Everyone knows that big band, holiday, or purposely-themed pieces of any ilk can lean slummocky almost instantly in the hands of a non-master. However, cradled by a symphonic shogun of Gary Barlow’s breed means a trope becomes not just exactly what it was meant to be, but more than you thought it could be. It becomes less a tribute to this style of music that never should have taken a backseat to anything (even rock-n-roll) and honestly inhabits that same sacred space. Accomplished artists with this kind of ultravalency are getting more and more impossible to find – especially on the now-privateered A-list airwaves. Music Played By Humans is an album that you can see Zooey Deschanel dancing to; it has that kind of zip and zany about its aural aura – the adorably idiosyncratic sort that can cause you to nonchalantly begin referring to your trusty typewriter as a “literary piano” again because (as you will impatiently school your cocked-eyebrow friends) that’s what they were officially called back when music like this was the norm – back when we were unfathomably radio-rich in a way we would never be again, but had no idea.
It was the pre-Socratic Greek philosopher Empedocles who was the first to suggest on record that all material reality was governed by the four elements (earth, air, fire, water) and that these were in turn acted upon by the opposing forces of love and strife. Note here that love and strife are coupled appropriately, like the Janus-masks they have always been and will forever be. 2020 didn’t invent that. Strife has had centerstage for nearly eleven months. Let’s close out twelve with the love part, if you don’t mind. If you have been searching for the otherworldly other side to all of this year’s downwardly-arcing follies and dumb daubs, here is the inverted casus belli to all of the chaos you thought you could not outrun on this calendar. Barlow has brewed the pitch-perfect tincture for countermanding 2020’s takotsubo takeover. This album is the Christmas comedy mask capable of providing a better mood spike than your best eggnog – and not a moment too soon!
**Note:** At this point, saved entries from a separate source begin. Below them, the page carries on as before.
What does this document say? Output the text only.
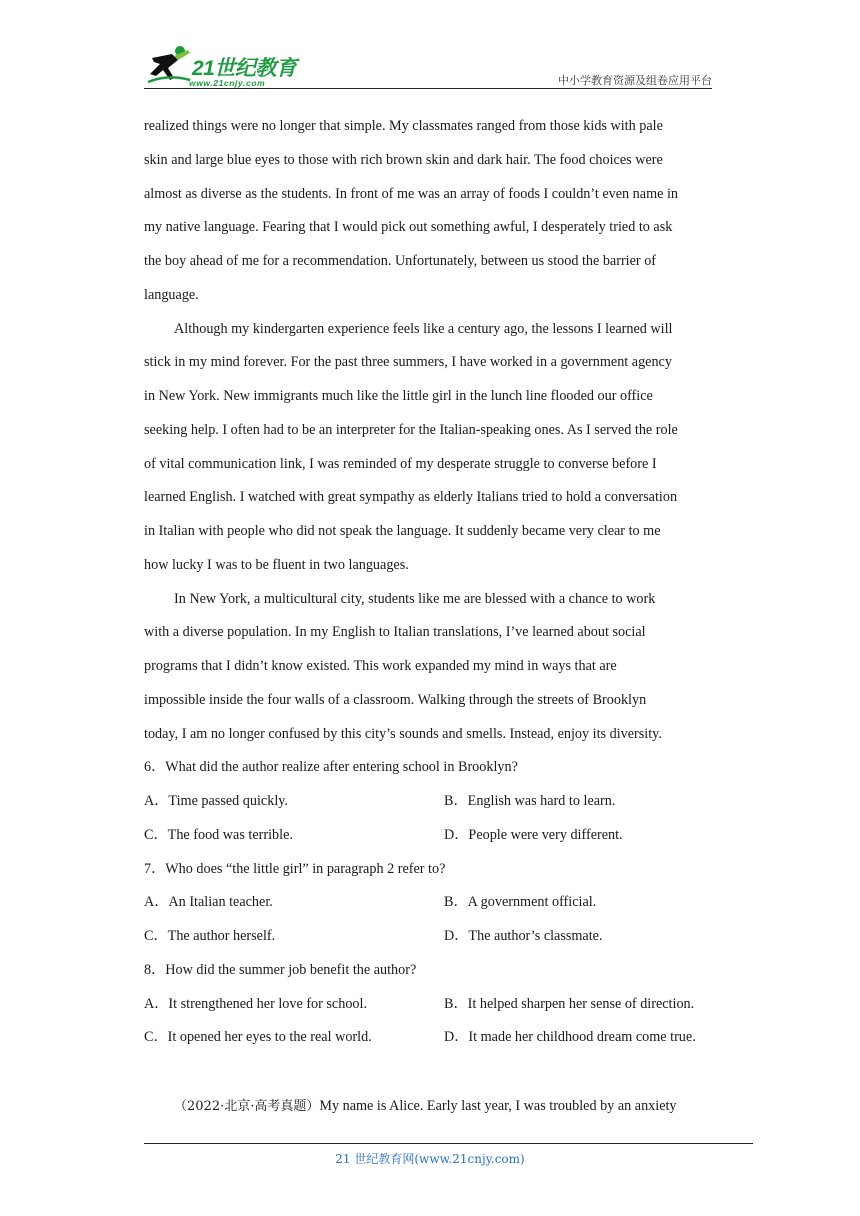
21世纪教育
www.21cnjy.com	中小学教育资源及组卷应用平台
realized things were no longer that simple. My classmates ranged from those kids with pale
skin and large blue eyes to those with rich brown skin and dark hair. The food choices were
almost as diverse as the students. In front of me was an array of foods I couldn’t even name in
my native language. Fearing that I would pick out something awful, I desperately tried to ask
the boy ahead of me for a recommendation. Unfortunately, between us stood the barrier of
language.
Although my kindergarten experience feels like a century ago, the lessons I learned will
stick in my mind forever. For the past three summers, I have worked in a government agency
in New York. New immigrants much like the little girl in the lunch line flooded our office
seeking help. I often had to be an interpreter for the Italian-speaking ones. As I served the role
of vital communication link, I was reminded of my desperate struggle to converse before I
learned English. I watched with great sympathy as elderly Italians tried to hold a conversation
in Italian with people who did not speak the language. It suddenly became very clear to me
how lucky I was to be fluent in two languages.
In New York, a multicultural city, students like me are blessed with a chance to work
with a diverse population. In my English to Italian translations, I’ve learned about social
programs that I didn’t know existed. This work expanded my mind in ways that are
impossible inside the four walls of a classroom. Walking through the streets of Brooklyn
today, I am no longer confused by this city’s sounds and smells. Instead, enjoy its diversity.
6．What did the author realize after entering school in Brooklyn?
A．Time passed quickly.	B．English was hard to learn.
C．The food was terrible.	D．People were very different.
7．Who does “the little girl” in paragraph 2 refer to?
A．An Italian teacher.	B．A government official.
C．The author herself.	D．The author’s classmate.
8．How did the summer job benefit the author?
A．It strengthened her love for school.	B．It helped sharpen her sense of direction.
C．It opened her eyes to the real world.	D．It made her childhood dream come true.
（2022·北京·高考真题）My name is Alice. Early last year, I was troubled by an anxiety
21 世纪教育网(www.21cnjy.com)
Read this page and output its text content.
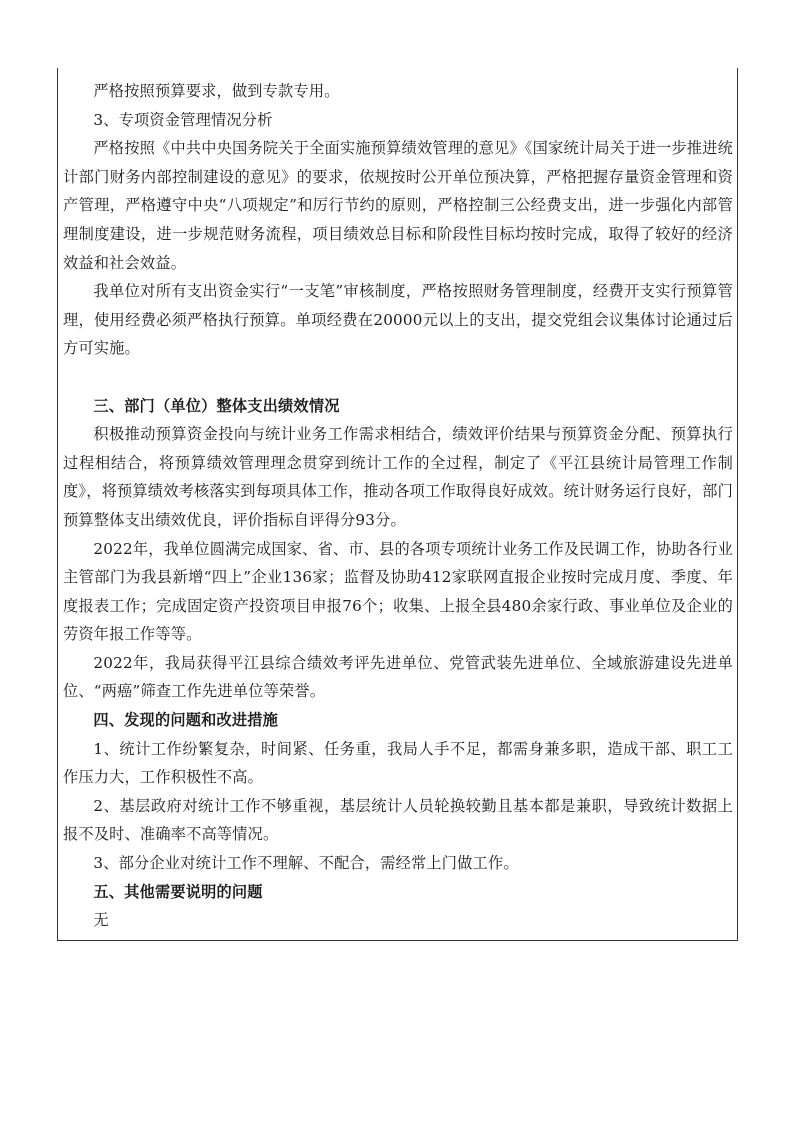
严格按照预算要求，做到专款专用。

3、专项资金管理情况分析

严格按照《中共中央国务院关于全面实施预算绩效管理的意见》《国家统计局关于进一步推进统计部门财务内部控制建设的意见》的要求，依规按时公开单位预决算，严格把握存量资金管理和资产管理，严格遵守中央“八项规定”和厉行节约的原则，严格控制三公经费支出，进一步强化内部管理制度建设，进一步规范财务流程，项目绩效总目标和阶段性目标均按时完成，取得了较好的经济效益和社会效益。

我单位对所有支出资金实行“一支笔”审核制度，严格按照财务管理制度，经费开支实行预算管理，使用经费必须严格执行预算。单项经费在20000元以上的支出，提交党组会议集体讨论通过后方可实施。

三、部门（单位）整体支出绩效情况

积极推动预算资金投向与统计业务工作需求相结合，绩效评价结果与预算资金分配、预算执行过程相结合，将预算绩效管理理念贯穿到统计工作的全过程，制定了《平江县统计局管理工作制度》，将预算绩效考核落实到每项具体工作，推动各项工作取得良好成效。统计财务运行良好，部门预算整体支出绩效优良，评价指标自评得分93分。

2022年，我单位圆满完成国家、省、市、县的各项专项统计业务工作及民调工作，协助各行业主管部门为我县新增“四上”企业136家；监督及协助412家联网直报企业按时完成月度、季度、年度报表工作；完成固定资产投资项目申报76个；收集、上报全县480余家行政、事业单位及企业的劳资年报工作等等。

2022年，我局获得平江县综合绩效考评先进单位、党管武装先进单位、全域旅游建设先进单位、“两癌”筛查工作先进单位等荣誉。

四、发现的问题和改进措施

1、统计工作纷繁复杂，时间紧、任务重，我局人手不足，都需身兼多职，造成干部、职工工作压力大，工作积极性不高。

2、基层政府对统计工作不够重视，基层统计人员轮换较勤且基本都是兼职，导致统计数据上报不及时、准确率不高等情况。

3、部分企业对统计工作不理解、不配合，需经常上门做工作。

五、其他需要说明的问题

无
No matter what your answer to the “quo vadis?” of sound, no matter which jitney cab of jive in which you jig, Gary Barlow is a celebrated cryonaut from a sanguine station you need to get to. Even if you are a committed misanthrope who would much rather die than dance, buy this record so the Whoville deep in your withered heart can have at least one present back this Christmas. Music Played By Humans is, indisputably, for all humans.